Being accused of a crime related to the work environment is often serious and could damage their personal and professional reputation. This involves a broad range of criminal activities from embezzlement and wire fraud to ponzi schemes and more. While the term white collar crime is broad, what these crimes tend to have in a common is that they involve crimes of deceit motivated by financial award. While federal authorities take all federal crimes seriously, in recent years there has been an increased focus on white collar crimes.

A federal grand jury recently indicted a former California Innkeeper for allegedly attempting to defraud the State Bank of India California. The federal indictment states that the former owner of the Brookdale Lodge in Santa Cruz submitted false statements to an intermediary for the bank in order to induce the bank to pay more than $500,000. The indictment does not clarify how the alleged scheme was discovered.

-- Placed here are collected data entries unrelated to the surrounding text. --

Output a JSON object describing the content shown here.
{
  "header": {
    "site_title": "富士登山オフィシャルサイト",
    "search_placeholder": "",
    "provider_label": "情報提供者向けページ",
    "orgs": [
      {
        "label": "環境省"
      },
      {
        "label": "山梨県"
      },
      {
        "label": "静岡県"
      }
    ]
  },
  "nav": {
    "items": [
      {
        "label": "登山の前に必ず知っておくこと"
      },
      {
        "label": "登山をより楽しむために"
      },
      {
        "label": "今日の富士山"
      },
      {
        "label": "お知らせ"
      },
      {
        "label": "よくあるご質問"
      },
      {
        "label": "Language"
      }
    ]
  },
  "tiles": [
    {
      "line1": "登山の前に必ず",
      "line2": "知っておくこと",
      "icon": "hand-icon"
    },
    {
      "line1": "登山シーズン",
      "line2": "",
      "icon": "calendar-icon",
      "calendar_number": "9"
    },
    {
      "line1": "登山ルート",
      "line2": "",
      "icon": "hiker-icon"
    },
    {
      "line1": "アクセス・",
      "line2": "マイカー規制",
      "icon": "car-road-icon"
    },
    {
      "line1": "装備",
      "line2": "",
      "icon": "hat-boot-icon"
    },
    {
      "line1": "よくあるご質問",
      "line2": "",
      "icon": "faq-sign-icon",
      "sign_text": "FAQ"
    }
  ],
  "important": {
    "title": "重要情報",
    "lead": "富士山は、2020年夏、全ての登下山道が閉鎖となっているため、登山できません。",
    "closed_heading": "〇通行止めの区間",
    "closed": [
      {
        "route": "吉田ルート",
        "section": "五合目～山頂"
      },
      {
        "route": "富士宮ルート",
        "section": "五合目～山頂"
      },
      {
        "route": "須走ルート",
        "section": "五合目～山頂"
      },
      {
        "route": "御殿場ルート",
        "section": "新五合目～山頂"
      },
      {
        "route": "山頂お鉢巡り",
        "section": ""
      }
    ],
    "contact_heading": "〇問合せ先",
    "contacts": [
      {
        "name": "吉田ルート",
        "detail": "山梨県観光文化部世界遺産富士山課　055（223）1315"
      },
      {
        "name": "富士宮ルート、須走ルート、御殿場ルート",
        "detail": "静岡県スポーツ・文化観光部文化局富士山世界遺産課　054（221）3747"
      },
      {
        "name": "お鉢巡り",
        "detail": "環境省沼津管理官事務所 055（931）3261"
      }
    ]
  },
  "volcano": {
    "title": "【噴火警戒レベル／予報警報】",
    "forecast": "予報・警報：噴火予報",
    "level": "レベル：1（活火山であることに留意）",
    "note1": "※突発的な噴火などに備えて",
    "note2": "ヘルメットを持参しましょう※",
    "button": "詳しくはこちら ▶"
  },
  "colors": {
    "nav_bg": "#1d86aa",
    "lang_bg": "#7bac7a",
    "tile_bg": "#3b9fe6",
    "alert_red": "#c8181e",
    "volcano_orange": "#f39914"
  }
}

In addition to the former Innkeeper's legal troubles, his wife is also facing federal charges. The man's wife has been accused of making false statements to a bank. According to federal authorities, the Innkeeper's wife produced false tax returns for the purpose of refinancing a $4.5 million purchase loan and to obtain a secure $1.5 million construction loan to upgrade their facility. Both husband and wife have pled not guilty.

Due to the broad range of criminal activities that fall within the scope ofa white collar crime, the penalties can vary dramatically. In many cases, the penalties for such crimes depend on the amount of money involved, prior criminal history and other factors such as the manner of deceit. In most cases, however, penalties for white collar crimes can include prison terms, fines, probation and restitution.

Those accused of a crime should seek to devise a defense against the charges because any defendant is entitled to a strong defense. This often means further investigation to uncover evidence and speak with witnesses. Those seeking to defend a white collar crime should understand the process in order to protect their rights and options available to them.